According to the present invention, a flat terminal plate having a plurality of lead terminals is provided, and an IC chip is arranged on the other surface side of the flat terminal plate, and each lead terminal and a plurality of terminal electrodes of the IC chip are connected. The crystal chip is directly connected, the crystal resonator is arranged on one side of the flat terminal plate, and the lead terminal connected to the crystal terminal electrode of the IC chip is directly connected to the mounting electrode of the crystal resonator to connect the IC chip. The lead terminals connected to the power, output and ground terminal electrodes of the IC chip are bent from the side to the bottom of the resin mold as mounting terminals for surface mounting, and connected to the IC chip temperature compensation mechanism.
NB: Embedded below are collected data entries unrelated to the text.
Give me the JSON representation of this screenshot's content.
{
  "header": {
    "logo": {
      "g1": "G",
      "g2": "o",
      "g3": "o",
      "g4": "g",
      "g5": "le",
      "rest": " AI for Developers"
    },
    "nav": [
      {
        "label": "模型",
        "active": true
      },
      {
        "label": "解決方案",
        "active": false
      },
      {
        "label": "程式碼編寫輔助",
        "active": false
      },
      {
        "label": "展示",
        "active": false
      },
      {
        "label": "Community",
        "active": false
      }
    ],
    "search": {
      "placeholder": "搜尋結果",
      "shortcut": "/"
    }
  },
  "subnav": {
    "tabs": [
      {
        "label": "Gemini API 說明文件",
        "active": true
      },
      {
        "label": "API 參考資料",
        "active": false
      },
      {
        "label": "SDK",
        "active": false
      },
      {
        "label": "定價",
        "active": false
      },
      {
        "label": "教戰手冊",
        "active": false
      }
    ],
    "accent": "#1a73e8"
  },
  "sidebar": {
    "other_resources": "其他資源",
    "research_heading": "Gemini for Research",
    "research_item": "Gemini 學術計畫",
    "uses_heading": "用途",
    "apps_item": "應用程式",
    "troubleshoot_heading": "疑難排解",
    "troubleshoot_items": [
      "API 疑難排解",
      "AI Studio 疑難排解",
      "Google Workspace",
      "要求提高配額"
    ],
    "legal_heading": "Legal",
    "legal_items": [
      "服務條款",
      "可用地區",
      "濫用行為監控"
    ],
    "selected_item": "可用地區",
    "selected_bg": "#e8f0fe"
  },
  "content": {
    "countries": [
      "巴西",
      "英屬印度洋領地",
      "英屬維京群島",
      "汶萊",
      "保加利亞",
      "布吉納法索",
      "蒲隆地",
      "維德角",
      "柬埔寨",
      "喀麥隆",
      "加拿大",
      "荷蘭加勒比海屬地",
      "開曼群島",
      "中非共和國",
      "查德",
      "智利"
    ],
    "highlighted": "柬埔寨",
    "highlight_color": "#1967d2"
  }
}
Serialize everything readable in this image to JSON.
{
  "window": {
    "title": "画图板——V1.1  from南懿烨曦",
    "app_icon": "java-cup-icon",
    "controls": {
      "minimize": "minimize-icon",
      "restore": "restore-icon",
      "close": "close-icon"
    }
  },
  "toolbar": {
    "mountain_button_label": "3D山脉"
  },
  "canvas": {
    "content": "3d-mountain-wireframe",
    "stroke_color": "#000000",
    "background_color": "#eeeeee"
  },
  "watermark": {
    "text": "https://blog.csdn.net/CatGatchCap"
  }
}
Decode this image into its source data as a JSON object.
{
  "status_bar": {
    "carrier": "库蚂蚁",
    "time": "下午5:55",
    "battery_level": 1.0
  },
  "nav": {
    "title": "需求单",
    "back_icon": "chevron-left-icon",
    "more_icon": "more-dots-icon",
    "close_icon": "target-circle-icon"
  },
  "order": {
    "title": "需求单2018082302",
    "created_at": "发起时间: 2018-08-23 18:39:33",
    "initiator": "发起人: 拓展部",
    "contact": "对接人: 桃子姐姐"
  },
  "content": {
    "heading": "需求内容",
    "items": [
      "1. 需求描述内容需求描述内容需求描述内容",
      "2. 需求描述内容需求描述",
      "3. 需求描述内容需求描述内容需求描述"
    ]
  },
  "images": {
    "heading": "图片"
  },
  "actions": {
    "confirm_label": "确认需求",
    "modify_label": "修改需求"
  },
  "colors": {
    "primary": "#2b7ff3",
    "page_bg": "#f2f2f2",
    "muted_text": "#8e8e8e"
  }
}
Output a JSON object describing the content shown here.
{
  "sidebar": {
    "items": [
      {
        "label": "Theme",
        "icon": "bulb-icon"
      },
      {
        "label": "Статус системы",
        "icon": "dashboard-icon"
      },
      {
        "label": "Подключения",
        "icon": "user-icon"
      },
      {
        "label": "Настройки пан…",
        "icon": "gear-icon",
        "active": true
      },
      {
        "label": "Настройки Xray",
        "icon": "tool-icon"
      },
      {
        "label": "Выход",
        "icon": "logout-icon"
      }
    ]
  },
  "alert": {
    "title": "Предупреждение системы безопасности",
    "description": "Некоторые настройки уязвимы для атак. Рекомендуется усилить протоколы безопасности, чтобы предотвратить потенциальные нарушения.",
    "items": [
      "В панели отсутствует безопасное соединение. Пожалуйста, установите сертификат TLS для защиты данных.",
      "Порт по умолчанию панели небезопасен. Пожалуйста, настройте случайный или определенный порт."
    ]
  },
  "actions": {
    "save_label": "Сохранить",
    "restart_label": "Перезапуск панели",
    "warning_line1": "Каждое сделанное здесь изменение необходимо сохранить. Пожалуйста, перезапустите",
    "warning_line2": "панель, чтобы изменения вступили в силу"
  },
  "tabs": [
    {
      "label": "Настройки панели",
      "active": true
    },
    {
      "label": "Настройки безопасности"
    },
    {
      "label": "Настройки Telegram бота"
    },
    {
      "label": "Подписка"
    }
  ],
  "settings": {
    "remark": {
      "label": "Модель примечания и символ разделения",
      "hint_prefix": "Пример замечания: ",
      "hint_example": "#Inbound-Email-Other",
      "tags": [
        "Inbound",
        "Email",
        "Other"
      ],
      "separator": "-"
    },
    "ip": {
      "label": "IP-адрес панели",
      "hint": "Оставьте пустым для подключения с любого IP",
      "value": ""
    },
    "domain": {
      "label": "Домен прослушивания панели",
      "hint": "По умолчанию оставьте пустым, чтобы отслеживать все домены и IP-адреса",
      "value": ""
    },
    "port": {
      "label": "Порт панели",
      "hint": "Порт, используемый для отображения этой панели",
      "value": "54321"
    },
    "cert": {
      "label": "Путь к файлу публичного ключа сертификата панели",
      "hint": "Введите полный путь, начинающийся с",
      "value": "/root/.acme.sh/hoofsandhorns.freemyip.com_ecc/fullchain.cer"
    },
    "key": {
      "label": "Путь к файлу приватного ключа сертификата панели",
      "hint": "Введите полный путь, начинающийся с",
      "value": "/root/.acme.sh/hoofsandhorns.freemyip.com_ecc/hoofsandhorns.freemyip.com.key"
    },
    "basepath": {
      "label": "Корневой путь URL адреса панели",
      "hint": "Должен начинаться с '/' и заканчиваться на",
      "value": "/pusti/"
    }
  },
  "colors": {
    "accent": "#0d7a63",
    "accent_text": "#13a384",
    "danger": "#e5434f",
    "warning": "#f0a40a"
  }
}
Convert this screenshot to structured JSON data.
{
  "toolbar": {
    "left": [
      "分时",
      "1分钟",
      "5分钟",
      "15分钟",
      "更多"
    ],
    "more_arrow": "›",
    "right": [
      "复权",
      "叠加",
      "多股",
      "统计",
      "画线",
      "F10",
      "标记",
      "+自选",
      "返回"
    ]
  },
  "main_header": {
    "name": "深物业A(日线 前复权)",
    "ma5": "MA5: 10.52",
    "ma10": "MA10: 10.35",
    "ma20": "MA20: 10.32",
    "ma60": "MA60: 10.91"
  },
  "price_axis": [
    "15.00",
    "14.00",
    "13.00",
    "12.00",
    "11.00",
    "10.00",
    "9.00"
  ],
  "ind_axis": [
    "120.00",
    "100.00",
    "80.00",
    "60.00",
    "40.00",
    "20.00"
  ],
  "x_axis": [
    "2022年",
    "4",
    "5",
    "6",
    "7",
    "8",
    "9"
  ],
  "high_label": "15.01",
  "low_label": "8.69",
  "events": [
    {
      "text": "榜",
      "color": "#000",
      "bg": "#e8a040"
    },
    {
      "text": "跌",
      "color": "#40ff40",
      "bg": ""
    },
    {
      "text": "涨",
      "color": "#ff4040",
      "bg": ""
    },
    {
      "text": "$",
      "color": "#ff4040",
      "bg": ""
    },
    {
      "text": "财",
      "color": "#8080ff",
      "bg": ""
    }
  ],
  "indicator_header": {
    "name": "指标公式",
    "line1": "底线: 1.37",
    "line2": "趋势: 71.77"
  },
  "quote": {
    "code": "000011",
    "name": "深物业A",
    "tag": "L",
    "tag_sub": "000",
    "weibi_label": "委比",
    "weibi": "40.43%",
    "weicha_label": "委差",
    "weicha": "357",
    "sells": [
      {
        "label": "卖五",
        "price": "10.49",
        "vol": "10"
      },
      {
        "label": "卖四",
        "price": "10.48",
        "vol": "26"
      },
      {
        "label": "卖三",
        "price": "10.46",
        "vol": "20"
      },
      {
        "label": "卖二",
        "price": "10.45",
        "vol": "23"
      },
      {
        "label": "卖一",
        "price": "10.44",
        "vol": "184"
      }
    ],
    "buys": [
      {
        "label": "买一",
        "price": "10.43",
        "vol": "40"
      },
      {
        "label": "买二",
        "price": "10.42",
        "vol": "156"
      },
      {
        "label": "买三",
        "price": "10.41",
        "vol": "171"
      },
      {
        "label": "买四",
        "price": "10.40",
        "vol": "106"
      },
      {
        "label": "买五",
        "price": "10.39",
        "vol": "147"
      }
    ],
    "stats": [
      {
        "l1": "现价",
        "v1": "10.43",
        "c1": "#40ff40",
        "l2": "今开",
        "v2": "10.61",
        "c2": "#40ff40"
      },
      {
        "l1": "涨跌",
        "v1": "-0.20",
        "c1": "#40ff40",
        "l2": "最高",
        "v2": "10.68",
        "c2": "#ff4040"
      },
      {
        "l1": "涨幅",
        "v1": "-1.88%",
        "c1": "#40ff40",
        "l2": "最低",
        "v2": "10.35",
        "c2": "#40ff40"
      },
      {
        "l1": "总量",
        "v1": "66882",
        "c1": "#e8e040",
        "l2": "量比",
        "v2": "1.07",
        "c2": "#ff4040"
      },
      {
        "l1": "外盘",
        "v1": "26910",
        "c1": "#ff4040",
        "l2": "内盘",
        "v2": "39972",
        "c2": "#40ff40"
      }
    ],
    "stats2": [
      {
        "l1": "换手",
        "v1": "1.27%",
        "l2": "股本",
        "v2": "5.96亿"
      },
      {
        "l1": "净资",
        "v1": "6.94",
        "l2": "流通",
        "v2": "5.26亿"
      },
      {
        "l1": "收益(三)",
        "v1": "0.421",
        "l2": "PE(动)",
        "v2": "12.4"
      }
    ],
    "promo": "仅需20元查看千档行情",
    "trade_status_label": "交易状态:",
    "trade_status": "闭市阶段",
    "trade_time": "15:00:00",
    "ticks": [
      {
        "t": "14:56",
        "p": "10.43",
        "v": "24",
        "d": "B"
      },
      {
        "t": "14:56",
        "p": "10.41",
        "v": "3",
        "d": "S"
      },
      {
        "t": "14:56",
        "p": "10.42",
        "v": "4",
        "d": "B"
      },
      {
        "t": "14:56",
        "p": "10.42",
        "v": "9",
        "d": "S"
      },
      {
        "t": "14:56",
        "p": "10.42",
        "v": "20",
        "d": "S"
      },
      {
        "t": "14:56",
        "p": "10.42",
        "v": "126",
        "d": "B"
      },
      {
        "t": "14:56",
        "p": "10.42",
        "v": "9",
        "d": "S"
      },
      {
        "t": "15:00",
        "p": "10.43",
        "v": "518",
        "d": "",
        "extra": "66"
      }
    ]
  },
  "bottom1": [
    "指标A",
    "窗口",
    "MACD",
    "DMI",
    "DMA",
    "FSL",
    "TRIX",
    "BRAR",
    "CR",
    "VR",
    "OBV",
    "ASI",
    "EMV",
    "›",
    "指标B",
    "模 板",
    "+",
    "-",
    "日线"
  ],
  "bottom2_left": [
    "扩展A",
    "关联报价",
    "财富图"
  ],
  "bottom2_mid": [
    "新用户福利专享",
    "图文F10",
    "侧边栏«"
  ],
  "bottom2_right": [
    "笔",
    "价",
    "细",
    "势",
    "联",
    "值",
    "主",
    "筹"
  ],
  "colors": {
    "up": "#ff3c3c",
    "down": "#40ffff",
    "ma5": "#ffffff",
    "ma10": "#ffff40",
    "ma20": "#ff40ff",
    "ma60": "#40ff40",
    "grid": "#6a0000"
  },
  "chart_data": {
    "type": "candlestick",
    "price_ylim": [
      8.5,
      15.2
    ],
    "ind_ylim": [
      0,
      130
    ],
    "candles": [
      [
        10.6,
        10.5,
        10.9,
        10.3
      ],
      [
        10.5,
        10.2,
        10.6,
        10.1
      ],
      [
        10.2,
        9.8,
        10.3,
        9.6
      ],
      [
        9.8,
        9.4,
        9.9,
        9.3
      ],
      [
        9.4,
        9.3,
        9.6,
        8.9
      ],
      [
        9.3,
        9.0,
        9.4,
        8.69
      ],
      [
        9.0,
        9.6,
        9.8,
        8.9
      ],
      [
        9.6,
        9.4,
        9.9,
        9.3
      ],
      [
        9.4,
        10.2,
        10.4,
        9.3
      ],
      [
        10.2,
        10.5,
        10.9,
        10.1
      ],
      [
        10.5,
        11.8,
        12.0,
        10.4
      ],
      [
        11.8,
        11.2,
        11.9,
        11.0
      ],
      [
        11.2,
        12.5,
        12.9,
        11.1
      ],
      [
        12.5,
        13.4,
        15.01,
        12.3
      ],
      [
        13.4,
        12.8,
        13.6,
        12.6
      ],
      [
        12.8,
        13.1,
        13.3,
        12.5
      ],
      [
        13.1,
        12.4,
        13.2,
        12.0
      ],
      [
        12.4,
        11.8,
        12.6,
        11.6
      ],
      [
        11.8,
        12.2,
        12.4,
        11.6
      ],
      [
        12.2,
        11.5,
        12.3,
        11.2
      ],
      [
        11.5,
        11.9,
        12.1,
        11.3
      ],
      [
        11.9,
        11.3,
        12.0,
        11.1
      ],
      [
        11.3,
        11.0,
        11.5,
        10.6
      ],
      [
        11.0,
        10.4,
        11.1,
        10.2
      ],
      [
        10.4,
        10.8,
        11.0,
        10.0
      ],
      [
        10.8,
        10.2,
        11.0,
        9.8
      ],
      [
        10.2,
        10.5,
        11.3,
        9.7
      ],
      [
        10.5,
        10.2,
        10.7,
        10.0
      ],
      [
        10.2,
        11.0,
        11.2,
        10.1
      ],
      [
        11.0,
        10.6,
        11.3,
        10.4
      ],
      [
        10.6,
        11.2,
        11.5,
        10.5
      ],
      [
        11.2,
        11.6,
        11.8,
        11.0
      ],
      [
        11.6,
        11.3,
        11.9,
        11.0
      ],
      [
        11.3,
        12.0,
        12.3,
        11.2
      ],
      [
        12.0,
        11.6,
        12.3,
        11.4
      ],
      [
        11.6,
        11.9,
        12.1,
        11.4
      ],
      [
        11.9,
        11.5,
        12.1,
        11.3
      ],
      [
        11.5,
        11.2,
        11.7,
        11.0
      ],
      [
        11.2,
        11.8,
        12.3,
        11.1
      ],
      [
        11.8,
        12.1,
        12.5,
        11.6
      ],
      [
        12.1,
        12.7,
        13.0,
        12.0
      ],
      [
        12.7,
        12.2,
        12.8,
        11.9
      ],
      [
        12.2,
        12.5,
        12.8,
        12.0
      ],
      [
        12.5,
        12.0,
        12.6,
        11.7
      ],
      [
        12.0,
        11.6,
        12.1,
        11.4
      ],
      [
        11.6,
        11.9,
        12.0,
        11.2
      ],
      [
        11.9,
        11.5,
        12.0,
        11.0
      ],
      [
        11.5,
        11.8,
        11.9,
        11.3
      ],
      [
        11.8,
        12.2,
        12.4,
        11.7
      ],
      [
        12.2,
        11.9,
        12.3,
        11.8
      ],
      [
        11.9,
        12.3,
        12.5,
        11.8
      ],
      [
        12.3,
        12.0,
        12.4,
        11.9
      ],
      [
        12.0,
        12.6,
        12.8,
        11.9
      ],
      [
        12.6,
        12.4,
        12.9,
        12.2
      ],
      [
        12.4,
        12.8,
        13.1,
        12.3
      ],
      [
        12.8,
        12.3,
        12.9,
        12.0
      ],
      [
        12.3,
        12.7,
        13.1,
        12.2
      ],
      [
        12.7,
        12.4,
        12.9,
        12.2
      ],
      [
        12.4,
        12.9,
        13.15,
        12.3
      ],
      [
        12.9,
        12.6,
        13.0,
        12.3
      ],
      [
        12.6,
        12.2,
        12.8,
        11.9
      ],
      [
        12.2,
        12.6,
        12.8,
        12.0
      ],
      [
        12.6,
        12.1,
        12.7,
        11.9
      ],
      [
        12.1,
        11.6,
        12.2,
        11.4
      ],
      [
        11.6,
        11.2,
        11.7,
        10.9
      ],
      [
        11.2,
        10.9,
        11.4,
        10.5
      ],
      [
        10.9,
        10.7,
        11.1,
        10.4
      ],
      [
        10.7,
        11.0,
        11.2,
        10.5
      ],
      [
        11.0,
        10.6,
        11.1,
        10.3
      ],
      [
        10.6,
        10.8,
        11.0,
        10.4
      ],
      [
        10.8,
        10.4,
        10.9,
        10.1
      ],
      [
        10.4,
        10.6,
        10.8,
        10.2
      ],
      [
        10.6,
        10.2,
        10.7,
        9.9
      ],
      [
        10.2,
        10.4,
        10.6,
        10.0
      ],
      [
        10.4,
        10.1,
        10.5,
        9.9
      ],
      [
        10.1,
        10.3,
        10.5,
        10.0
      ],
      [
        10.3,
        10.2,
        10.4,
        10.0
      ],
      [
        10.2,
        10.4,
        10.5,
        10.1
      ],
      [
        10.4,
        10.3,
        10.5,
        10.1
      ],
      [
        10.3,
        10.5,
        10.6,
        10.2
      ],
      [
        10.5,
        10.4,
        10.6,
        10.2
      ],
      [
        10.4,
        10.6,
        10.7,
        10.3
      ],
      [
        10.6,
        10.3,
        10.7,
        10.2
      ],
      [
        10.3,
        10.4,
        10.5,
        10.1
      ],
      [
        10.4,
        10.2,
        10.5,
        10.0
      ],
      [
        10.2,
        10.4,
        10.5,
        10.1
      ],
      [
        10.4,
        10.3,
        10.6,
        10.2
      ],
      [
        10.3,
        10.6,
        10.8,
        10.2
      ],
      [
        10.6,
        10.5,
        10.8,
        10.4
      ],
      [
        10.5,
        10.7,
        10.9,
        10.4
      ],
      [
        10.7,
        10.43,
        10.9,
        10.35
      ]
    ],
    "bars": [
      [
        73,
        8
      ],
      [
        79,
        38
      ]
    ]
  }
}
Since the lead terminal for writing the compensation data is bent on the side surface of the crystal unit, it is possible to provide a temperature-compensated oscillator that is particularly suitable for reducing the height and has improved productivity and reliability.

[Brief description of the drawings]

FIG. 1 is a cross-sectional view of a temperature-compensated oscillator explaining one embodiment of the present invention.

FIG. 2 is a bottom view of the temperature-compensated oscillator explaining one embodiment of the present invention.

FIG. 3 is a plan view of a flat terminal plate for explaining one embodiment of the present invention.

FIG. 4 is a block circuit diagram of a temperature compensated oscillator explaining a conventional example.

FIG. 5 is a cross-sectional view of a temperature-compensated oscillator explaining a first example of a conventional example.

FIG. 6 is a cross-sectional view of a temperature-compensated oscillator illustrating a second example of the related art.

FIG. 7 is a cross-sectional view of a temperature-compensated oscillator explaining a third example of the related art.

[Explanation of symbols]

Reference Signs List 1 crystal oscillation circuit, 2 temperature compensation mechanism, 3 crystal oscillator, 4 oscillation circuit, 5 voltage variable capacitance element, 6 IC chip, 7, 16 container body, 8 crystal piece, 9 cover, 1
0 mounting terminal, 11 writing terminal, 12 conductive adhesive,
13 mounting container, 14 mounting electrode, 15 connection electrode, 1
7 flat terminal board, 17 (af) lead terminal, 18
Resin mold, 19 metal ring, 20 frame,
21 connecting part, 22 bump

Claims (1)

[Claims] A temperature for surface mounting, comprising: a quartz resonator having a pair of mounting electrodes on a bottom face in which a quartz piece is hermetically sealed, and an IC chip provided with an oscillation circuit and a temperature compensation mechanism excluding the quartz resonator. In the compensated crystal oscillator, a flat terminal plate having a plurality of lead terminals is provided, and the IC chip is disposed on the other side of the flat terminal plate, and each of the lead terminals and a plurality of terminal electrodes of the IC chip are connected Directly connected, the crystal unit is arranged on one surface side of the flat terminal plate, and the lead terminals connected to the crystal terminal electrodes of the IC chip are directly connected to the mounting electrodes of the crystal unit. Then, the IC chip is resin-molded, and the lead terminals connected to the power, output and ground terminal electrodes of the IC chip are used as mounting terminals for surface mounting, from the side to the bottom of the resin mold. Was bent, the temperature compensated crystal oscillator of the lead terminals for writing compensation data connected with the temperature compensating mechanism, characterized in that the bent sides of the crystal oscillator.